Ostatnio dodane zdjęcia

Sylwetka

Poprzednia Początkowa sylwetka
Obecna Obecna sylwetka
Cel Mój cel

O mnie

chcę schudnąć dla siebie...nie chcę byś smutną mamuśką, ale uśmiechniętą fit mamą :-)

Informacje o pamiętniku:

Odwiedzin: 65604
Komentarzy: 359
Założony: 2 sierpnia 2009
Ostatni wpis: 17 października 2018

Pamiętnik odchudzania użytkownika:
Dexterek.joanna

kobieta, 47 lat, Wrocław

167 cm, 68.00 kg więcej o mnie

Postanowienie wakacyjne: Fit mama - szczęśliwa mama...

Postępy w odchudzaniu

Najskuteczniejsze odchudzanie w Polsce.

Wpisy w pamiętniku

9 maja 2012 , Skomentuj

Hej,

niedziela - odpoczynek
poniedziałek - ćwiczonka - P90X+ plus Cardio
wtorek - zero ruchu - coś wlazło mi w plecki - smaruję się maściami przyklejam plastry....pewnie przewiało mnie w sobotę na bieganiu jak spadł deszcz....

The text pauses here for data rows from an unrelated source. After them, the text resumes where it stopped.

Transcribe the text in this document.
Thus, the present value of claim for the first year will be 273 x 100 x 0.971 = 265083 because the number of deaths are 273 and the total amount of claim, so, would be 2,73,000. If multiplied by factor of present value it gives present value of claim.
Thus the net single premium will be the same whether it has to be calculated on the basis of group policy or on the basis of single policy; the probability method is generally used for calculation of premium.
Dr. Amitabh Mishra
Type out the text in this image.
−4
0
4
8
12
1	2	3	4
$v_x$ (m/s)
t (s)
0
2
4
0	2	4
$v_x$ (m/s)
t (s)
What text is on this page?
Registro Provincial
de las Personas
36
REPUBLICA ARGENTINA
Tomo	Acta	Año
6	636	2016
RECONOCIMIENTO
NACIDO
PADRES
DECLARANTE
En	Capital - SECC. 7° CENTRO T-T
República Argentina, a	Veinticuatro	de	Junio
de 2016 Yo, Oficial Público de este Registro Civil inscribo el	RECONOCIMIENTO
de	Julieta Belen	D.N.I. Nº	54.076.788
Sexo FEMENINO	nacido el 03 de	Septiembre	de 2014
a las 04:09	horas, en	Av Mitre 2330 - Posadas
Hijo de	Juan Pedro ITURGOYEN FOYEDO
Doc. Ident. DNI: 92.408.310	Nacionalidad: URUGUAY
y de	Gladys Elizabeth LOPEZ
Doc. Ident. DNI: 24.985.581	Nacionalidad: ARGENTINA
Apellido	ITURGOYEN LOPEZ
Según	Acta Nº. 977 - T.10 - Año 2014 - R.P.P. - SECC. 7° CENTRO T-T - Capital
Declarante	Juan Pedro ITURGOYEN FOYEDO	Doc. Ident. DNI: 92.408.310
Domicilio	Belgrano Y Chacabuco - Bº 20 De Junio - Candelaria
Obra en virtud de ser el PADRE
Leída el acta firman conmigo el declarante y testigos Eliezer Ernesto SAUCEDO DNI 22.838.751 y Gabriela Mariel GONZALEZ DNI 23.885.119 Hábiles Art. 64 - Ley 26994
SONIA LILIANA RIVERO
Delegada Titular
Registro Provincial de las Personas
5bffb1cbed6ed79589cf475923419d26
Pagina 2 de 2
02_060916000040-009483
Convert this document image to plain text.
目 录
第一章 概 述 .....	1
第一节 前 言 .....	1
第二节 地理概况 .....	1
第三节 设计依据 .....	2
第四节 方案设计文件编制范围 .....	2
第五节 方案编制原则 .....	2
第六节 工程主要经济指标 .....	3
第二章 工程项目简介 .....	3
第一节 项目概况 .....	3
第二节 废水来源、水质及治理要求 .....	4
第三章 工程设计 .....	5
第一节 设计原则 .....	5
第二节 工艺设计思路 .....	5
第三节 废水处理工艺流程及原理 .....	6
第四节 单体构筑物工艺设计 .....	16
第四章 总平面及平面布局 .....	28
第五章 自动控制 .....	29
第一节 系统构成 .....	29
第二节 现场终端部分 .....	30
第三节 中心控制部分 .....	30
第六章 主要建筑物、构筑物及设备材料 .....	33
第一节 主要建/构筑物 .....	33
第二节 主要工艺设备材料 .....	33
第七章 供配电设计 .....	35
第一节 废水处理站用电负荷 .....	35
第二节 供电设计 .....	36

troszkę nie panuję nad jedzeniem - podjadam i nawet dziennik mnie nie powstrzymuje...
POTRZEBNY MI KOPNIAK W DUPSKO!!!

5 maja 2012 , Komentarze (2)

Hej,

dziennik spełnia swoją rolę - głupio mi się objadać jak mam to wszystko zapisać czarno na białym Dzięki tym zapiskom zaczęłam też układać sobie jadłospis na cały dzień - w związku z tym, że ćwiczę ustaliłam sobie przedział kalorii 1400-1500 kcal. Wiem, że nie będę chudła w dramatycznym tempie, ale nie o to mi chodzi - chcę nauczyć się dobrze wybierać, nie przejadać się, celem jest trwała utrata wagi

Podsumowanie: 

piątek - Insanity Max Trening Sports
sobota - 40 min biegania ( w deszczu:-))))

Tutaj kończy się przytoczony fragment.